O português Fernando Pessoa (1888-1935) é conhecido particularmente por sua obra poética; todavia, revela-se também como um original prosador filosófico no Livro do Desassossego (Companhia das Letras, 2011), obra que construiu durante cerca de 20 anos antes de morrer, composta por fragmentos de narrativa que atribuiu ao seu semi-heterônimo Bernardo Soares. São escritos que têm natureza intimista com significativos registros do sofrimento intrapsíquico humano: “Nestas impressões sem nexo, nem desejo de nexo, narro indiferentemente a minha autobiografia sem factos, a minha vida sem vida. São minhas Confissões, e, se nelas nada digo, é que nada tenho a dizer. (...) O que confesso não tem importância, pois nada tem importância”.

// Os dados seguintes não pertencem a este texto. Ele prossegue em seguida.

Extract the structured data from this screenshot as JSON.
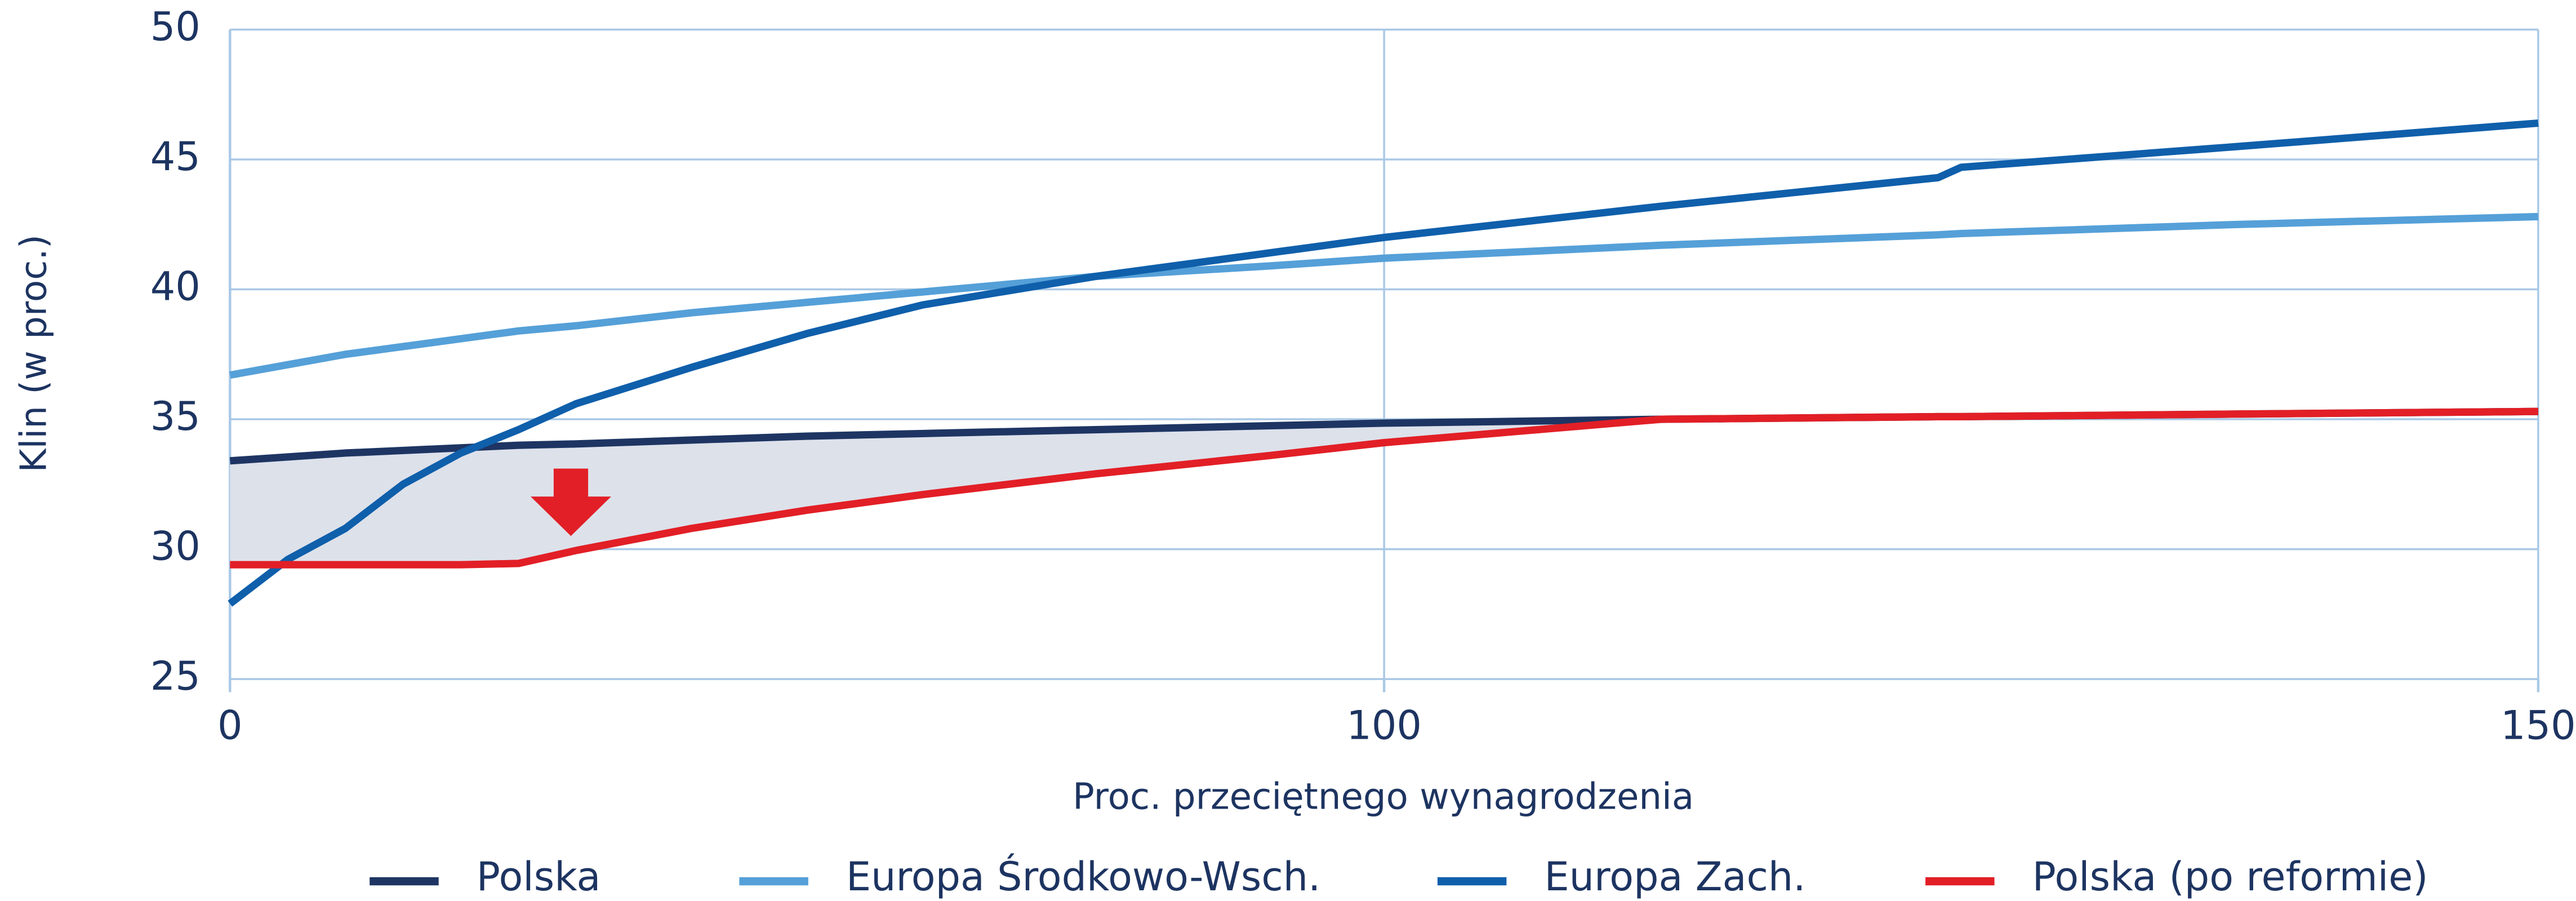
{
  "chart_data": {
    "type": "line",
    "xlabel": "Proc. przeciętnego wynagrodzenia",
    "ylabel": "Klin (w proc.)",
    "x": [
      0,
      5,
      10,
      15,
      20,
      25,
      30,
      40,
      50,
      60,
      75,
      90,
      100,
      112,
      124,
      125,
      137,
      150
    ],
    "xlim": [
      0,
      150
    ],
    "xticks": [
      0,
      100,
      150
    ],
    "ylim": [
      25,
      50
    ],
    "yticks": [
      25,
      30,
      35,
      40,
      45,
      50
    ],
    "grid": true,
    "legend": "bottom",
    "fill_between": [
      0,
      3
    ],
    "fill_color": "#dde1ea",
    "series": [
      {
        "name": "Polska",
        "color": "#1e3563",
        "values": [
          33.4,
          33.55,
          33.7,
          33.8,
          33.9,
          34.0,
          34.05,
          34.2,
          34.35,
          34.45,
          34.6,
          34.75,
          34.85,
          35.0,
          35.1,
          35.1,
          35.2,
          35.3
        ]
      },
      {
        "name": "Europa Środkowo-Wsch.",
        "color": "#55a0d8",
        "values": [
          36.7,
          37.1,
          37.5,
          37.8,
          38.1,
          38.4,
          38.6,
          39.1,
          39.5,
          39.9,
          40.5,
          40.9,
          41.2,
          41.7,
          42.1,
          42.15,
          42.5,
          42.8
        ]
      },
      {
        "name": "Europa Zach.",
        "color": "#0f5fab",
        "values": [
          27.9,
          29.6,
          30.8,
          32.5,
          33.7,
          34.6,
          35.6,
          37.0,
          38.3,
          39.4,
          40.5,
          41.4,
          42.0,
          43.2,
          44.3,
          44.7,
          45.5,
          46.4
        ]
      },
      {
        "name": "Polska (po reformie)",
        "color": "#e21f26",
        "values": [
          29.4,
          29.4,
          29.4,
          29.4,
          29.4,
          29.45,
          29.95,
          30.8,
          31.5,
          32.1,
          32.9,
          33.6,
          34.1,
          35.0,
          35.1,
          35.1,
          35.2,
          35.3
        ]
      }
    ]
  }
}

Constituído por centenas de fragmentos descontínuos, o narrador os conseguiu tornar um conjunto complexo que espelha o abandono, os conflitos e o desespero do ser humano diante da vida.

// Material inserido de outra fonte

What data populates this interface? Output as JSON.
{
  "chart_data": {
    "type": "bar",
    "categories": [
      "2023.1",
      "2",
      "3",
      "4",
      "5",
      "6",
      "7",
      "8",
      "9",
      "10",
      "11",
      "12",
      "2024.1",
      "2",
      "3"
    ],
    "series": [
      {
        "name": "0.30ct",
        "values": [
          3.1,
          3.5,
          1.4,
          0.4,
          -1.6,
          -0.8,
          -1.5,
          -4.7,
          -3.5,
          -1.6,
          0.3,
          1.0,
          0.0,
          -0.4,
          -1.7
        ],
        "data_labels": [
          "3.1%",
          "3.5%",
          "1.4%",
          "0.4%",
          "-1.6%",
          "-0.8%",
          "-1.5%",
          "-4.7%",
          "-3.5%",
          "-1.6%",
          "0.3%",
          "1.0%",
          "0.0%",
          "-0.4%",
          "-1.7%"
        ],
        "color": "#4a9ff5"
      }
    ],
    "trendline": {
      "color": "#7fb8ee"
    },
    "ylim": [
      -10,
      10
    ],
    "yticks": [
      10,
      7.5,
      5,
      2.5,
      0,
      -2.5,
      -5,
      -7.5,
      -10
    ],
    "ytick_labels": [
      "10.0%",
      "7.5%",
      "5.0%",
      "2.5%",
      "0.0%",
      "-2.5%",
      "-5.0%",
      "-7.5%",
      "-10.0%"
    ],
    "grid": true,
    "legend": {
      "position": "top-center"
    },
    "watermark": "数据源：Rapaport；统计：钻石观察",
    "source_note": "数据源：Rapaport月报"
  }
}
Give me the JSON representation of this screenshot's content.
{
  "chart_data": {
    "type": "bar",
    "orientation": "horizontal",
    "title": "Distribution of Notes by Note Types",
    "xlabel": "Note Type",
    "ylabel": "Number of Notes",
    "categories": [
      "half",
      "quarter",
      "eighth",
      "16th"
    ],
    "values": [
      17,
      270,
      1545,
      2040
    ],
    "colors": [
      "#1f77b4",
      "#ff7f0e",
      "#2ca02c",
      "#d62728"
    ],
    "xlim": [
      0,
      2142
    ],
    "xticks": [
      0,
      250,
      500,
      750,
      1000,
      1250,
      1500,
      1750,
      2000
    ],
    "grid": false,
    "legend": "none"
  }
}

O conhecido poema Tabacaria, pelo heterônimo Álvaro de Campos, escrito na mesma época do Livro, inicia com estes três versos: “Não sou nada./ Nunca serei nada./ Não posso querer ser nada”. Pois esses versos exprimem, na essência, todo o percurso do Livro do Desassossego, por cada um dos inúmeros passos que o compõem, é isso que nele se encontra. O narrador diz que não sabe sentir, que não sabe pensar, que só resta o tédio de não querer, sem que sequer queira o não querer; tudo são sonhos para o narrador que deseja “sofrer sem sofrimento, querer sem vontade, pensar sem raciocínio”. (Pensar sem raciocínio parece atual por aqui.) Os fragmentos variam desde os inúmeros de construção apurada, aos diversos que mostram uma logicidade rigorosa entre afetos e não afetos, sempre com finesse e pitadas de ironia; expressões da descrença absoluta no sentido da vida, permeadas pela autocomiseração e pela inculpação de um outro abstrato por seu vazio existencial – “Pedi pouco à vida e mesmo esse pouco a vida me negou”.

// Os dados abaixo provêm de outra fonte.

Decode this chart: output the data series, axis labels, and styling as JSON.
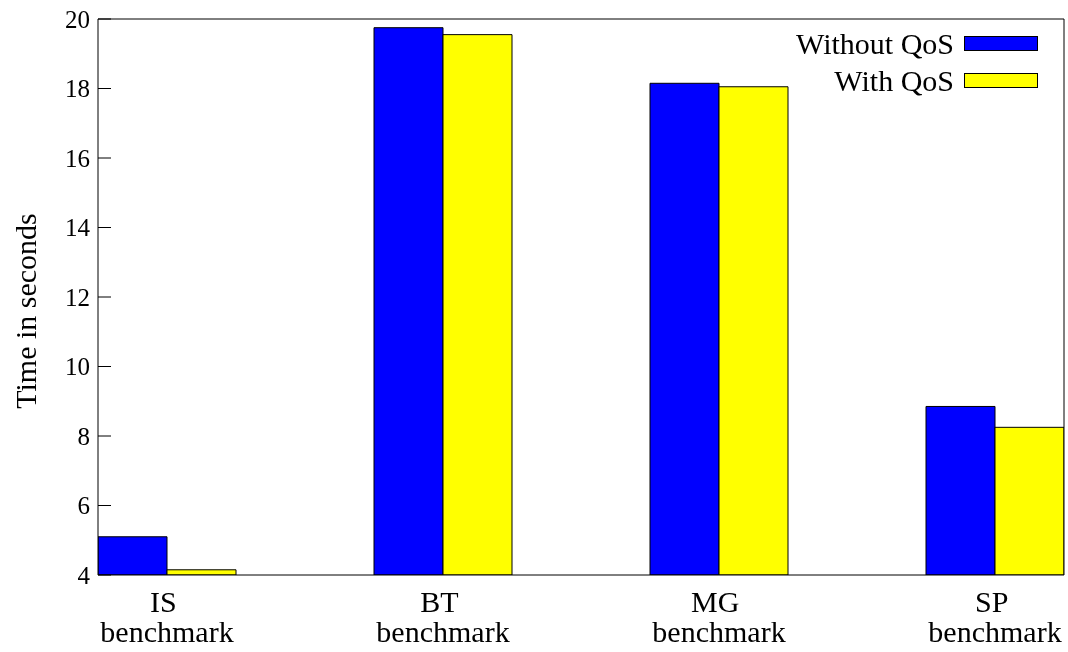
{
  "chart_data": {
    "type": "bar",
    "ylabel": "Time in seconds",
    "categories": [
      "IS benchmark",
      "BT benchmark",
      "MG benchmark",
      "SP benchmark"
    ],
    "series": [
      {
        "name": "Without QoS",
        "color": "#0000ff",
        "values": [
          5.1,
          19.75,
          18.15,
          8.85
        ]
      },
      {
        "name": "With QoS",
        "color": "#ffff00",
        "values": [
          4.15,
          19.55,
          18.05,
          8.25
        ]
      }
    ],
    "ylim": [
      4,
      20
    ],
    "yticks": [
      4,
      6,
      8,
      10,
      12,
      14,
      16,
      18,
      20
    ],
    "legend": "top right"
  }
}
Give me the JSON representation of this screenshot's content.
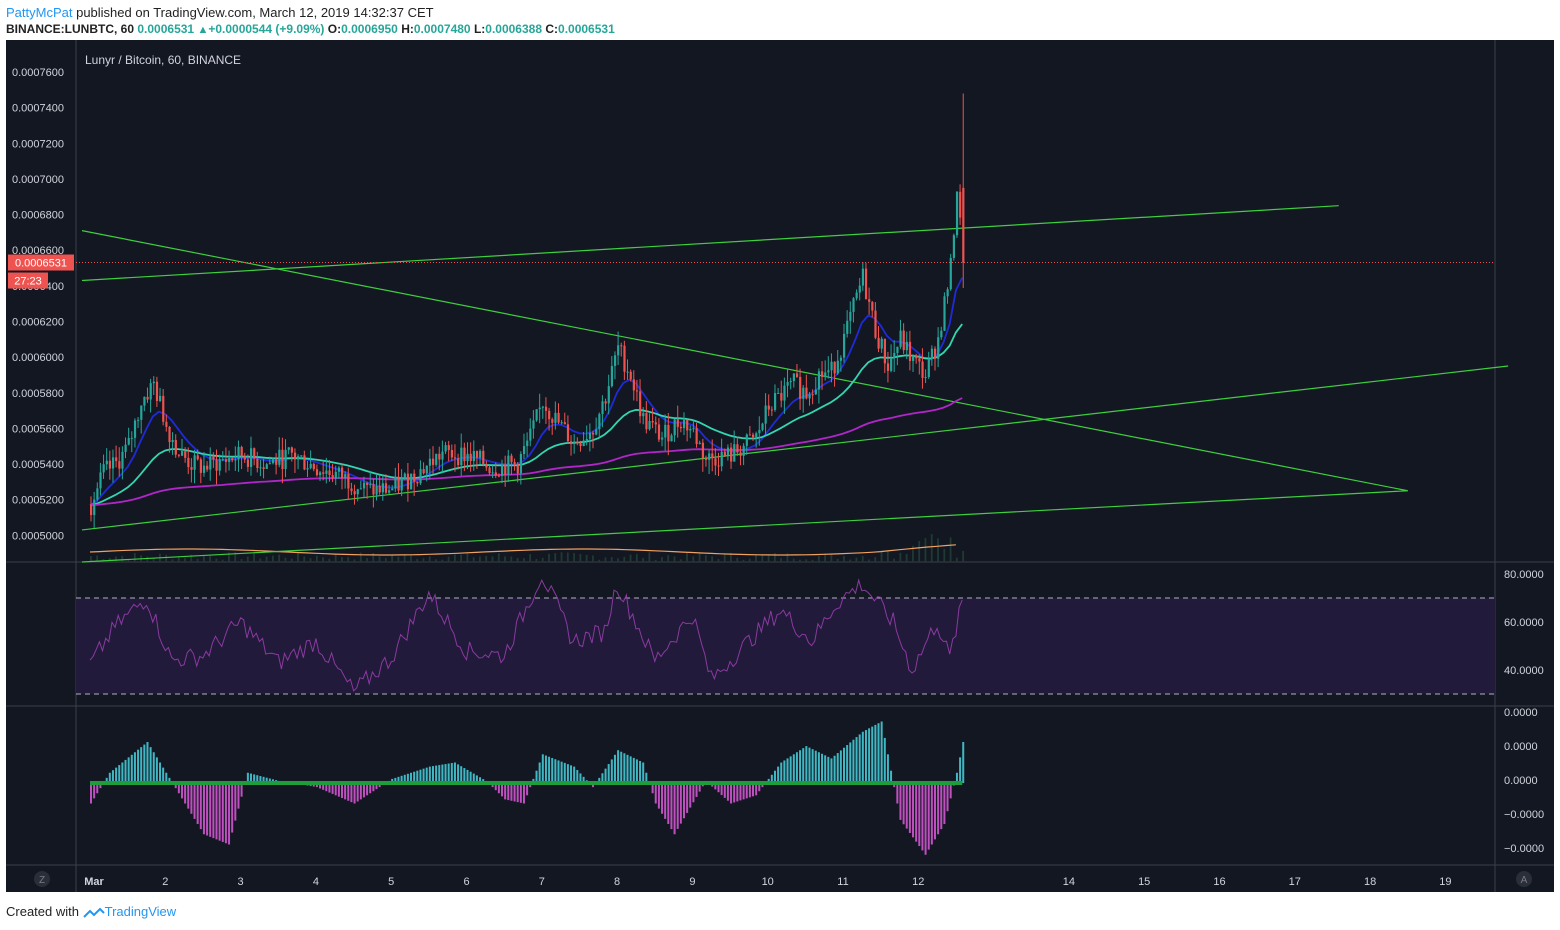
{
  "header": {
    "user": "PattyMcPat",
    "published": "published on TradingView.com, March 12, 2019 14:32:37 CET",
    "symbol": "BINANCE:LUNBTC, 60",
    "last": "0.0006531",
    "change_arrow": "▲",
    "change": "+0.0000544 (+9.09%)",
    "o_label": "O:",
    "o_value": "0.0006950",
    "h_label": "H:",
    "h_value": "0.0007480",
    "l_label": "L:",
    "l_value": "0.0006388",
    "c_label": "C:",
    "c_value": "0.0006531"
  },
  "pane_title": "Lunyr / Bitcoin, 60, BINANCE",
  "price_marker": {
    "value": "0.0006531",
    "countdown": "27:23"
  },
  "circle_buttons": {
    "left": "Z",
    "right": "A"
  },
  "footer": {
    "created_with": "Created with",
    "brand": "TradingView"
  },
  "colors": {
    "background": "#131722",
    "up": "#26a69a",
    "down": "#ef5350",
    "trendline": "#3ecf3e",
    "ema_fast": "#1f2bd6",
    "ema_mid": "#33d6b0",
    "ema_slow": "#b026c8",
    "volume_ma": "#f0a060",
    "rsi": "#8a3aa0",
    "macd_pos": "#3fb8c4",
    "macd_neg": "#c050c0"
  },
  "chart_data": [
    {
      "type": "candlestick",
      "title": "Lunyr / Bitcoin, 60, BINANCE",
      "interval_minutes": 60,
      "x_ticks": [
        "Mar",
        "2",
        "3",
        "4",
        "5",
        "6",
        "7",
        "8",
        "9",
        "10",
        "11",
        "12",
        "14",
        "15",
        "16",
        "17",
        "18",
        "19"
      ],
      "y_ticks": [
        "0.0005000",
        "0.0005200",
        "0.0005400",
        "0.0005600",
        "0.0005800",
        "0.0006000",
        "0.0006200",
        "0.0006400",
        "0.0006600",
        "0.0006800",
        "0.0007000",
        "0.0007200",
        "0.0007400",
        "0.0007600"
      ],
      "ylim": [
        0.000485,
        0.000778
      ],
      "x_range_days": [
        "2019-03-01",
        "2019-03-20"
      ],
      "price_path": [
        [
          "2019-03-01 00:00",
          0.000517
        ],
        [
          "2019-03-01 04:00",
          0.000535
        ],
        [
          "2019-03-01 08:00",
          0.00054
        ],
        [
          "2019-03-01 12:00",
          0.00055
        ],
        [
          "2019-03-01 16:00",
          0.000575
        ],
        [
          "2019-03-01 20:00",
          0.000585
        ],
        [
          "2019-03-02 00:00",
          0.000562
        ],
        [
          "2019-03-02 04:00",
          0.000546
        ],
        [
          "2019-03-02 08:00",
          0.00054
        ],
        [
          "2019-03-02 12:00",
          0.000538
        ],
        [
          "2019-03-02 18:00",
          0.000542
        ],
        [
          "2019-03-03 00:00",
          0.000545
        ],
        [
          "2019-03-03 08:00",
          0.00054
        ],
        [
          "2019-03-03 16:00",
          0.000545
        ],
        [
          "2019-03-04 00:00",
          0.000538
        ],
        [
          "2019-03-04 08:00",
          0.000533
        ],
        [
          "2019-03-04 16:00",
          0.000525
        ],
        [
          "2019-03-05 00:00",
          0.000526
        ],
        [
          "2019-03-05 08:00",
          0.000535
        ],
        [
          "2019-03-05 16:00",
          0.000546
        ],
        [
          "2019-03-06 00:00",
          0.000545
        ],
        [
          "2019-03-06 08:00",
          0.000538
        ],
        [
          "2019-03-06 16:00",
          0.00054
        ],
        [
          "2019-03-06 20:00",
          0.000555
        ],
        [
          "2019-03-07 00:00",
          0.000575
        ],
        [
          "2019-03-07 04:00",
          0.000565
        ],
        [
          "2019-03-07 10:00",
          0.000552
        ],
        [
          "2019-03-07 16:00",
          0.00056
        ],
        [
          "2019-03-07 20:00",
          0.000578
        ],
        [
          "2019-03-08 00:00",
          0.000605
        ],
        [
          "2019-03-08 04:00",
          0.00059
        ],
        [
          "2019-03-08 08:00",
          0.000565
        ],
        [
          "2019-03-08 14:00",
          0.000555
        ],
        [
          "2019-03-08 20:00",
          0.000565
        ],
        [
          "2019-03-09 00:00",
          0.000558
        ],
        [
          "2019-03-09 04:00",
          0.000543
        ],
        [
          "2019-03-09 12:00",
          0.000545
        ],
        [
          "2019-03-09 20:00",
          0.000555
        ],
        [
          "2019-03-10 00:00",
          0.000572
        ],
        [
          "2019-03-10 08:00",
          0.000585
        ],
        [
          "2019-03-10 12:00",
          0.00058
        ],
        [
          "2019-03-10 16:00",
          0.00059
        ],
        [
          "2019-03-10 20:00",
          0.000592
        ],
        [
          "2019-03-11 00:00",
          0.00061
        ],
        [
          "2019-03-11 06:00",
          0.000645
        ],
        [
          "2019-03-11 10:00",
          0.000615
        ],
        [
          "2019-03-11 14:00",
          0.000595
        ],
        [
          "2019-03-11 18:00",
          0.00061
        ],
        [
          "2019-03-11 22:00",
          0.000598
        ],
        [
          "2019-03-12 02:00",
          0.00059
        ],
        [
          "2019-03-12 06:00",
          0.00061
        ],
        [
          "2019-03-12 10:00",
          0.00065
        ],
        [
          "2019-03-12 12:00",
          0.000695
        ],
        [
          "2019-03-12 14:00",
          0.0006531
        ]
      ],
      "last_candle": {
        "open": 0.000695,
        "high": 0.000748,
        "low": 0.0006388,
        "close": 0.0006531
      },
      "overlays": [
        {
          "kind": "ema_fast"
        },
        {
          "kind": "ema_mid"
        },
        {
          "kind": "ema_slow"
        },
        {
          "kind": "volume_ma"
        }
      ],
      "trendlines": [
        {
          "from": [
            "2019-03-01 00:00",
            0.000643
          ],
          "to": [
            "2019-03-17 14:00",
            0.000685
          ]
        },
        {
          "from": [
            "2019-03-01 00:00",
            0.000671
          ],
          "to": [
            "2019-03-18 12:00",
            0.000525
          ]
        },
        {
          "from": [
            "2019-03-01 00:00",
            0.000503
          ],
          "to": [
            "2019-03-19 20:00",
            0.000595
          ]
        },
        {
          "from": [
            "2019-03-01 00:00",
            0.000485
          ],
          "to": [
            "2019-03-18 12:00",
            0.000525
          ]
        }
      ],
      "last_price_line": 0.0006531
    },
    {
      "type": "line",
      "indicator": "RSI",
      "y_ticks": [
        "40.0000",
        "60.0000",
        "80.0000"
      ],
      "ylim": [
        25,
        85
      ],
      "band": [
        30,
        70
      ],
      "values_path": [
        [
          "2019-03-01 00:00",
          42
        ],
        [
          "2019-03-01 08:00",
          58
        ],
        [
          "2019-03-01 18:00",
          70
        ],
        [
          "2019-03-02 02:00",
          44
        ],
        [
          "2019-03-02 12:00",
          46
        ],
        [
          "2019-03-03 00:00",
          60
        ],
        [
          "2019-03-03 12:00",
          43
        ],
        [
          "2019-03-04 00:00",
          52
        ],
        [
          "2019-03-04 12:00",
          31
        ],
        [
          "2019-03-05 00:00",
          45
        ],
        [
          "2019-03-05 12:00",
          72
        ],
        [
          "2019-03-06 00:00",
          48
        ],
        [
          "2019-03-06 12:00",
          46
        ],
        [
          "2019-03-07 00:00",
          80
        ],
        [
          "2019-03-07 10:00",
          52
        ],
        [
          "2019-03-07 20:00",
          56
        ],
        [
          "2019-03-08 00:00",
          76
        ],
        [
          "2019-03-08 12:00",
          44
        ],
        [
          "2019-03-09 00:00",
          63
        ],
        [
          "2019-03-09 06:00",
          36
        ],
        [
          "2019-03-09 18:00",
          52
        ],
        [
          "2019-03-10 04:00",
          65
        ],
        [
          "2019-03-10 14:00",
          52
        ],
        [
          "2019-03-10 22:00",
          68
        ],
        [
          "2019-03-11 06:00",
          76
        ],
        [
          "2019-03-11 16:00",
          60
        ],
        [
          "2019-03-11 22:00",
          40
        ],
        [
          "2019-03-12 06:00",
          60
        ],
        [
          "2019-03-12 10:00",
          45
        ],
        [
          "2019-03-12 14:00",
          68
        ]
      ]
    },
    {
      "type": "bar",
      "indicator": "MACD histogram",
      "y_ticks": [
        "0.0000",
        "0.0000",
        "0.0000",
        "−0.0000",
        "−0.0000"
      ],
      "ylim": [
        -4e-06,
        4e-06
      ],
      "values_path": [
        [
          "2019-03-01 00:00",
          -1e-06
        ],
        [
          "2019-03-01 06:00",
          5e-07
        ],
        [
          "2019-03-01 18:00",
          2e-06
        ],
        [
          "2019-03-02 00:00",
          5e-07
        ],
        [
          "2019-03-02 12:00",
          -2.5e-06
        ],
        [
          "2019-03-02 20:00",
          -3e-06
        ],
        [
          "2019-03-03 02:00",
          5e-07
        ],
        [
          "2019-03-03 12:00",
          1e-07
        ],
        [
          "2019-03-04 00:00",
          -2e-07
        ],
        [
          "2019-03-04 12:00",
          -1e-06
        ],
        [
          "2019-03-05 00:00",
          2e-07
        ],
        [
          "2019-03-05 12:00",
          8e-07
        ],
        [
          "2019-03-05 20:00",
          1e-06
        ],
        [
          "2019-03-06 06:00",
          1e-07
        ],
        [
          "2019-03-06 12:00",
          -8e-07
        ],
        [
          "2019-03-06 18:00",
          -1e-06
        ],
        [
          "2019-03-07 00:00",
          1.4e-06
        ],
        [
          "2019-03-07 10:00",
          8e-07
        ],
        [
          "2019-03-07 16:00",
          -2e-07
        ],
        [
          "2019-03-08 00:00",
          1.6e-06
        ],
        [
          "2019-03-08 08:00",
          1e-06
        ],
        [
          "2019-03-08 12:00",
          -1e-06
        ],
        [
          "2019-03-08 18:00",
          -2.5e-06
        ],
        [
          "2019-03-09 04:00",
          1e-07
        ],
        [
          "2019-03-09 12:00",
          -1e-06
        ],
        [
          "2019-03-09 20:00",
          -6e-07
        ],
        [
          "2019-03-10 04:00",
          1e-06
        ],
        [
          "2019-03-10 12:00",
          1.8e-06
        ],
        [
          "2019-03-10 20:00",
          1.2e-06
        ],
        [
          "2019-03-11 06:00",
          2.5e-06
        ],
        [
          "2019-03-11 12:00",
          3e-06
        ],
        [
          "2019-03-11 18:00",
          -1.8e-06
        ],
        [
          "2019-03-12 02:00",
          -3.5e-06
        ],
        [
          "2019-03-12 08:00",
          -2e-06
        ],
        [
          "2019-03-12 12:00",
          5e-07
        ],
        [
          "2019-03-12 14:00",
          2e-06
        ]
      ]
    }
  ]
}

Desde seu desassossego, Pessoa nos fala no Livro acerca do que seria um dom (graça dos deuses) que o ser humano possui: precisamente o de se desconhecer a si mesmo e o de desconhecer os demais. Contrariando a injunção no templo apolíneo, o desconhecer a si mesmo seria condição indispensável: “A alma humana é um abismo obscuro e viscoso, um poço que se não usa na superfície do mundo. Ninguém se amaria a si mesmo (a moderna autoestima) se deveras se conhecesse. (...) Ninguém conhece o outro, e ainda bem que não o conhece, e, se o conhecesse, conheceria nele... O íntimo inimigo metafísico. (...) Entendemo-nos porque nos ignoramos”.
Então, na visão pessoana, nós tanto não conhecemos a nós mesmos quanto não conhecemos a outrem; o que seria propriamente uma dádiva, na medida em que o autoconhecimento, bem como conhecer o outro, implicaria desentendimento. Entendemo-nos em razão desses respectivos ou mutuais desconhecimentos.